L'ispezione approfondita del veicolo ha permesso di scoprire un ingegnoso nascondiglio: all'interno di una borsa frigo riposta nel bagagliaio, i soggetti avevano occultato un vero e proprio kit da scasso professionale: un trapano elettrico completo di punte, un punteruolo a "T" filettato (strumento tipico per forzare serrature), una chiave a pappagallo, una pinza "TUV" e un taglierino.
Poiché i due non hanno saputo fornire alcuna giustificazione plausibile circa la loro presenza in zona e il possesso di tali strumenti, sono stati deferiti in stato di libertà per il possesso ingiustificato di chiavi alterate o grimaldelli e porto di oggetti atti ad offendere.
Dagli accertamenti documentali è inoltre emerso che l'autovettura era gravata da un fermo fiscale emesso lo scorso febbraio. Per questo motivo, oltre alle denunce penali, il conducente è stato sanzionato per aver circolato con un veicolo sottoposto a fermo e il mezzo è stato sottoposto a sequestro amministrativo.

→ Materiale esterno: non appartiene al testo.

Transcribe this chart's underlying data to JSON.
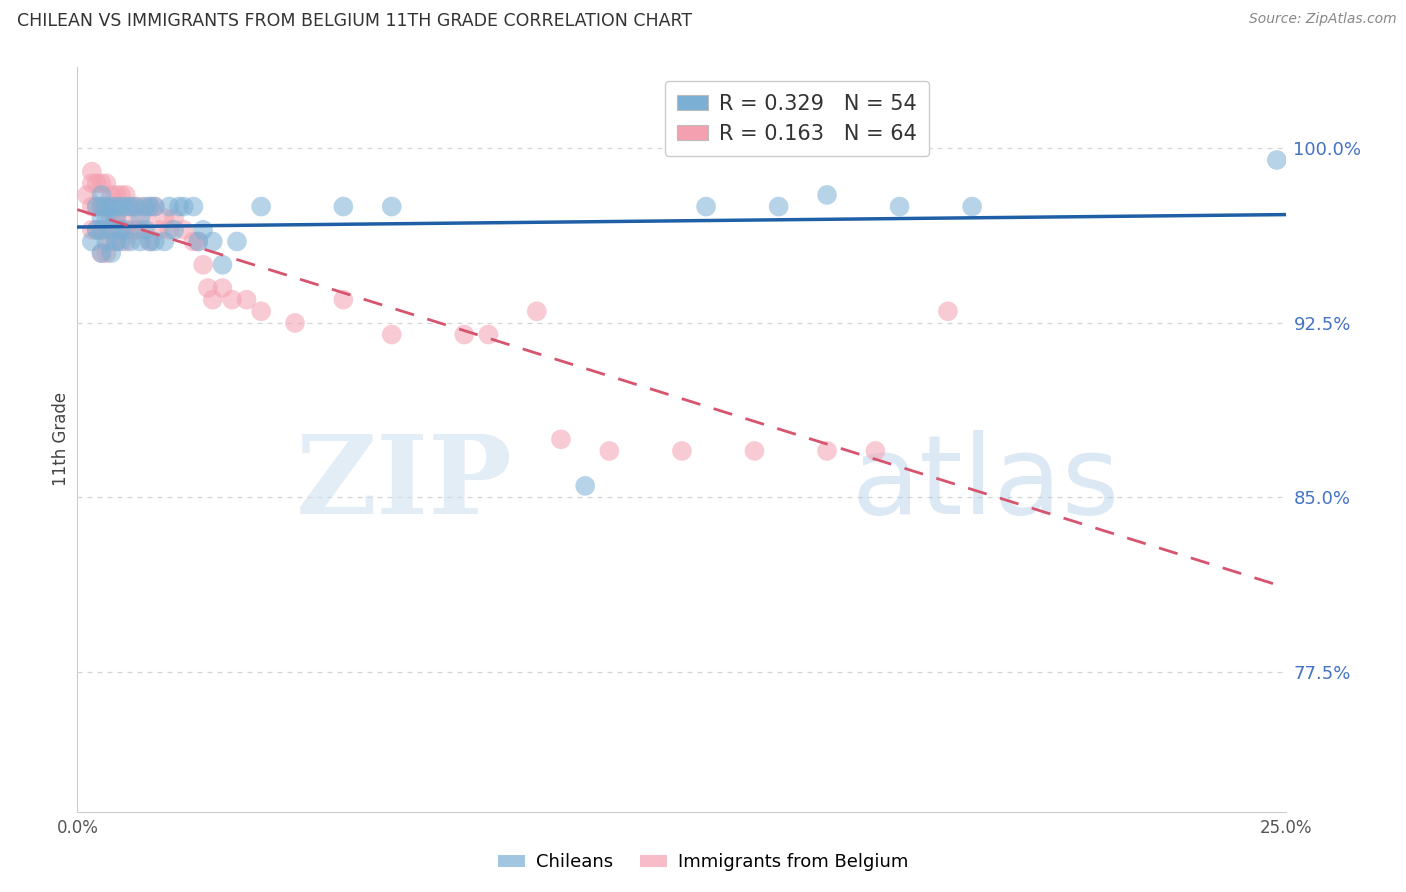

In merito all'operazione, il comandante della Compagnia Carabinieri di Bressanone ha dichiarato: "L'intercettazione di questi soggetti, che circolavano sul nostro territorio con un kit da scasso accuratamente occultato in una borsa frigo, conferma l'importanza di un controllo del territorio che non sia solo visibile, ma soprattutto analitico e approfondito. Fermare dei 'trasfertisti' del crimine prima che possano entrare in azione significa proteggere le abitazioni e le attività commerciali dei nostri concittadini. Chiunque pensi di utilizzare Bressanone e i comuni limitrofi come teatro per scorribande criminali deve sapere che il nostro dispositivo di sicurezza è impermeabile: la sinergia tra l'intuizione dei nostri militari e l'uso delle banche dati ci permette di disarmare queste minacce sul nascere, garantendo che la legalità e la proprietà privata rimangano inviolabili".